Com todos estes recursos em mãos, podem-se criar diversas versões de enredamentos
representativos de um texto a fim de melhor investigar sua qualidade. Se, por exemplo, a
construção da rede a partir dos 50 termos mais frequentes resultar em um mapeamento por
demais fragmentado, pode-se ampliar para 75 o número máximo de nós a fim de verificar a
existência de palavras que embora menos frequentes tenham alto impacto na conexão dos
fragmentos.
Tendo aplicado todo esse processo a textos construídos coletivamente por alunos de
cursos de extensão, graduação e pós-graduação, Macedo (2010) aponta sua eficiência na
identificação da centralidade do texto para com o tema proposto. A imagem da rede permite,
enfim, entender do que trata o texto, mesmo sem tê-lo lido ou, pelo contrário, inferir a perda
de foco da produção textual nos casos em que a rede não indique um tema central. Outra
percepção relatada pela autora é a correspondência entre a estrutura de redes e textos. Redes
fragmentadas correspondem a textos também fragmentados, indicando a necessidade de uma
ação pedagógica que possibilite o aprimoramento dos textos. Redes em que as conexões
prevalecem indicam boa fluidez textual e a necessidade de uma prática pedagógica que aposte
em maior autonomia do educando. As figuras 35 e 36 ilustram redes representativas de cada
uma destas situações.
Figura 35 – Representação das conexões entre os 100 termos mais frequentes (com um mínimo de 2
ocorrências) componentes de um texto analisado por Macedo (2010) que, pela acentuada
fragmentação da rede, apresenta falta de coesão, indicando a necessidade de uma ação
pedagógica que possibilite seu aprimoramento.
3 O mundo das redes 82
De larga experimentação no processo educacional, os mapas conceituais também
podem ser contemplados nesse panorama das redes conceituais. Seu propósito, no entanto,
costuma estar mais vinculado à organização do pensamento rumo à construção de textos de
maior qualidade do que na visualização em rede de um texto já escrito.
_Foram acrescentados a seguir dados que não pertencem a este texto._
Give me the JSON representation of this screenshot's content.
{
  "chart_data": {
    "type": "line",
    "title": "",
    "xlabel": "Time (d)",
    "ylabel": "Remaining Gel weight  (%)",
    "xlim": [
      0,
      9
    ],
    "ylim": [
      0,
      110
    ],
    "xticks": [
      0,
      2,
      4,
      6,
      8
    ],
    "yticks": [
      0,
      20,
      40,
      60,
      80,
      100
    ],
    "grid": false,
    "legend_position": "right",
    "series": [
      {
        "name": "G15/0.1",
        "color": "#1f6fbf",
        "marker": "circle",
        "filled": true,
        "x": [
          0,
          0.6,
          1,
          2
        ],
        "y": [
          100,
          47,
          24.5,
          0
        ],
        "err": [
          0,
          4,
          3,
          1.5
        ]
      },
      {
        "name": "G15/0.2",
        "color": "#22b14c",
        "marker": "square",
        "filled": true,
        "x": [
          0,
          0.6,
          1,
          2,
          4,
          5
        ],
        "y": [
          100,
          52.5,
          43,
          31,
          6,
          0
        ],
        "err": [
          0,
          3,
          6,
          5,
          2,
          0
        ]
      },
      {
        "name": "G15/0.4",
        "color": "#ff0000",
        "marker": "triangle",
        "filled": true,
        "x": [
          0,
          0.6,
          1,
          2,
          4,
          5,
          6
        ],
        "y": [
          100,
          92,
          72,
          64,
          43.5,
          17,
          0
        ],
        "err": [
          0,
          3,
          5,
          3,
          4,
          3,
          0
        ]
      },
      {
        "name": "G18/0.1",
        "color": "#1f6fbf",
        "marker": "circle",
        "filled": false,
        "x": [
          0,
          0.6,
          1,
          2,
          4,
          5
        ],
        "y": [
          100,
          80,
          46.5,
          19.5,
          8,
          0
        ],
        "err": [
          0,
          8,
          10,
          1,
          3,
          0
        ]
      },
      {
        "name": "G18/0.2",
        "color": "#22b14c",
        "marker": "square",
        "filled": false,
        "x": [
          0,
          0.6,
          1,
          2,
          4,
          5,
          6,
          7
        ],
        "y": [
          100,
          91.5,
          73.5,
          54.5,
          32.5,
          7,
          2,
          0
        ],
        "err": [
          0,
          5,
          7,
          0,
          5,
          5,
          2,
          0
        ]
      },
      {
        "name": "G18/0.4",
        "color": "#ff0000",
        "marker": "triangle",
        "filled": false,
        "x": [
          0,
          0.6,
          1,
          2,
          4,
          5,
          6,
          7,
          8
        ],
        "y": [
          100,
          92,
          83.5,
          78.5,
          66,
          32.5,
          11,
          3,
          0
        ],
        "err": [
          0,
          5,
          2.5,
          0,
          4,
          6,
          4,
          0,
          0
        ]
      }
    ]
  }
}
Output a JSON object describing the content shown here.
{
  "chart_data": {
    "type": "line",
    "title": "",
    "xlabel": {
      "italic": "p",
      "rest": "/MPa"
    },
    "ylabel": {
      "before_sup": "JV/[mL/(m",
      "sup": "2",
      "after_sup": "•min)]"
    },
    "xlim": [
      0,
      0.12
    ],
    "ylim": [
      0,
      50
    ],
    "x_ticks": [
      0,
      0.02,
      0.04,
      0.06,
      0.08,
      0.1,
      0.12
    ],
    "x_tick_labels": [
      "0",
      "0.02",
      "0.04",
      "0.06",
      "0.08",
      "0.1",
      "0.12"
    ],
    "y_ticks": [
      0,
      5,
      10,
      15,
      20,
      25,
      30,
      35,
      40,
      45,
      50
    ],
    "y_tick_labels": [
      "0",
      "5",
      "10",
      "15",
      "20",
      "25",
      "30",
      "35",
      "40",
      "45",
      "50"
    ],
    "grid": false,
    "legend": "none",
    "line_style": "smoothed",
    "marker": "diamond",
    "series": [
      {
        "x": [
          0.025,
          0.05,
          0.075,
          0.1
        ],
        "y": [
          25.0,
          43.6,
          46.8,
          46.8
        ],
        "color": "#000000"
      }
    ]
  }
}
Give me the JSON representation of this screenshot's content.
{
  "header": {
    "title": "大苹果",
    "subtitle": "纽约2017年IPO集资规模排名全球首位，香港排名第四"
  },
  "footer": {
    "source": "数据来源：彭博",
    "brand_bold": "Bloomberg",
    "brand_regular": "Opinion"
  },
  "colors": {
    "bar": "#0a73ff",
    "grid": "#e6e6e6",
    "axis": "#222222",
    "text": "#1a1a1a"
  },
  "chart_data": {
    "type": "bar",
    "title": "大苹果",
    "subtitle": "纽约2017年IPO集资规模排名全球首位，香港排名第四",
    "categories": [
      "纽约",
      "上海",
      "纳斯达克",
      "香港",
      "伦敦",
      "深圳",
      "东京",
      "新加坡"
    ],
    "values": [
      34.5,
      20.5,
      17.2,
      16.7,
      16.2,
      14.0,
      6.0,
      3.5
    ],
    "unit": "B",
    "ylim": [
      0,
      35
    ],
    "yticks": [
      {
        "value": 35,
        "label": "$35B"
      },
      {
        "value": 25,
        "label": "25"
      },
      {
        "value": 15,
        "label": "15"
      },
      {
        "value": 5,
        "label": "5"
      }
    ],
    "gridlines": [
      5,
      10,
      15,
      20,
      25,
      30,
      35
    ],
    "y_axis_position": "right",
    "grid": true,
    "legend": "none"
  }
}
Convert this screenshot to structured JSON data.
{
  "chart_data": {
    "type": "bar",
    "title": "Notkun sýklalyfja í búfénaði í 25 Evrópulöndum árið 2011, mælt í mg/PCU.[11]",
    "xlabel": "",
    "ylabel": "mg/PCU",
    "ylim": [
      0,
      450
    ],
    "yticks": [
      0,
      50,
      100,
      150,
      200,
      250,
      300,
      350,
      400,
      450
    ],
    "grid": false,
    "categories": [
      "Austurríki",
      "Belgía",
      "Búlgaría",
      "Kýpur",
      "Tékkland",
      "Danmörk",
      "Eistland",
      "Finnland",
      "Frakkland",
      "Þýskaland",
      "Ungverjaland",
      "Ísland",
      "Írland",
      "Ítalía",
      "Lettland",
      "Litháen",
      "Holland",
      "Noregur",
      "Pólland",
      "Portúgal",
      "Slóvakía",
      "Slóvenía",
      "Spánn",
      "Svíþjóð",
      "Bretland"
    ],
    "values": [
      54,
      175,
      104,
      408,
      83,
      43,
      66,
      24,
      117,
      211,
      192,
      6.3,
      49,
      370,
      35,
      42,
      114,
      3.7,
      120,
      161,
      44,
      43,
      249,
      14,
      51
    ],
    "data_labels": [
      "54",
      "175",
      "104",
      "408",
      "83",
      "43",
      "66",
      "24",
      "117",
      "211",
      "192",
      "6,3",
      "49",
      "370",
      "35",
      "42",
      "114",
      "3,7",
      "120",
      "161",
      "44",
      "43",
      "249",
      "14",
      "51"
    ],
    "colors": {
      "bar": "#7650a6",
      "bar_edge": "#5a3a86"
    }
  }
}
De acordo com Cañas
et al. (2003), mapas conceituais típicos são montados mediante o uso de proposições, termo
referente à conexão de dois conceitos por palavras ou curtas frases que justifiquem tal
conexão, com os conceitos sendo definidos com base em regularidades percebidas nos
eventos e objetos. As proposições compõem, assim, afirmações significativas, também
chamadas de unidades de pensamento, sobre os eventos e objetos analisados. Na construção
do mapa, tais proposições são organizadas mediante sua hierarquia, com os conceitos mais
inclusivos sendo alocados na parte superior da imagem, deixando para a parte inferior os mais
específicos. Com tais características, os mapas conceituais são mais bem construídos quanto
se tem foco em alguma questão a ser respondida. Exemplo de um mapa conceitual
fundamentado em todas essas referências e que ao mesmo tempo as destaca é apresentado na
figura 37.
Figura 36 - Representação das conexões entre os 100 termos mais frequentes (com um mínimo de 2
ocorrências) componentes de um texto analisado por Macedo (2010) que, pela coesão da rede,
apresenta boa fluidez, indicando a necessidade de uma prática pedagógica que aposte em
maior autonomia do educando.
3 O mundo das redes 83
3.9 O ENREDO COMO REDE
Enredos também podem ser visualizados como rede. É o que fez Moreti (2011) em sua
investigação de Hamlet, interpretada como uma rede com nós atribuídos a seus personagens e
links às interações explicitadas por meio dos diálogos existentes entre tais personagens ao
longo de toda a peça. Segundo o autor, são vários os ganhos que a visualização dessa rede
permite, com a espacialização do tempo sendo uma delas: quando se assiste ou se lê a peça
viaja-se pela sequência cronológica dos acontecimentos; por sua vez, na visão em rede todos
os personagens aparecem juntos, com o passado ficando tão visível quanto o presente,
permitindo uma visão global dos espaços de cada personagem na tragédia. Segundo Moreti
(2011), como consequência dessa espacialização, visualizam-se subsistemas como a região de
todas as tramas de assassinatos presentes na peça (ver figura 38):
Fazendo o passado tão visível como o presente, esta é uma grande mudança
introduzida pela utilização de redes. Assim, elas fazem visíveis "regiões" específicas
dentro do enredo como um todo: subsistemas que compartilham alguma propriedade
significativa. Considere os personagens ligados tanto a Cláudio [Claudius, no
original] como a Hamlet na figura [38]: exceto para Osric e Horácio [Horatio, no
original], cujo link para Cláudio é, todavia, extremamente tênue, eles estão todos
mortos. Morto por quem, nem sempre é fácil dizer: Polônio [Polonius, no original] é
morto por Hamlet, por exemplo - mas Hamlet não tem ideia de que é Polônio quem
ele está apunhalando atrás da cortina, Gertrudes [rainha e mãe de Hamlet] é morta
Figura 37 – Mapa conceitual relativo ao conceito, estrutura e objetivo de um mapa conceitual (CAÑAS et al,
2003).
3 O mundo das redes 84
por Cláudio [rei e padrasto do príncipe Hamlet] - mas com veneno preparado para
Hamlet, não para ela; Hamlet é morto por Laertes, com a ajuda de Cláudio, enquanto
o próprio Laertes, tal qual Rosencrantz e Guildenstern antes dele, são todos mortos
por Hamlet, mas com as armas de Cláudio. A ação individual é confusa; o que é
verdadeiramente mortal é a posição dos personagens na rede, acorrentados aos polos
rivais do rei e do príncipe. Fora da região vermelha, ninguém morre em Hamlet. A
tragédia está toda lá. (MORETI, 2011, tradução nossa).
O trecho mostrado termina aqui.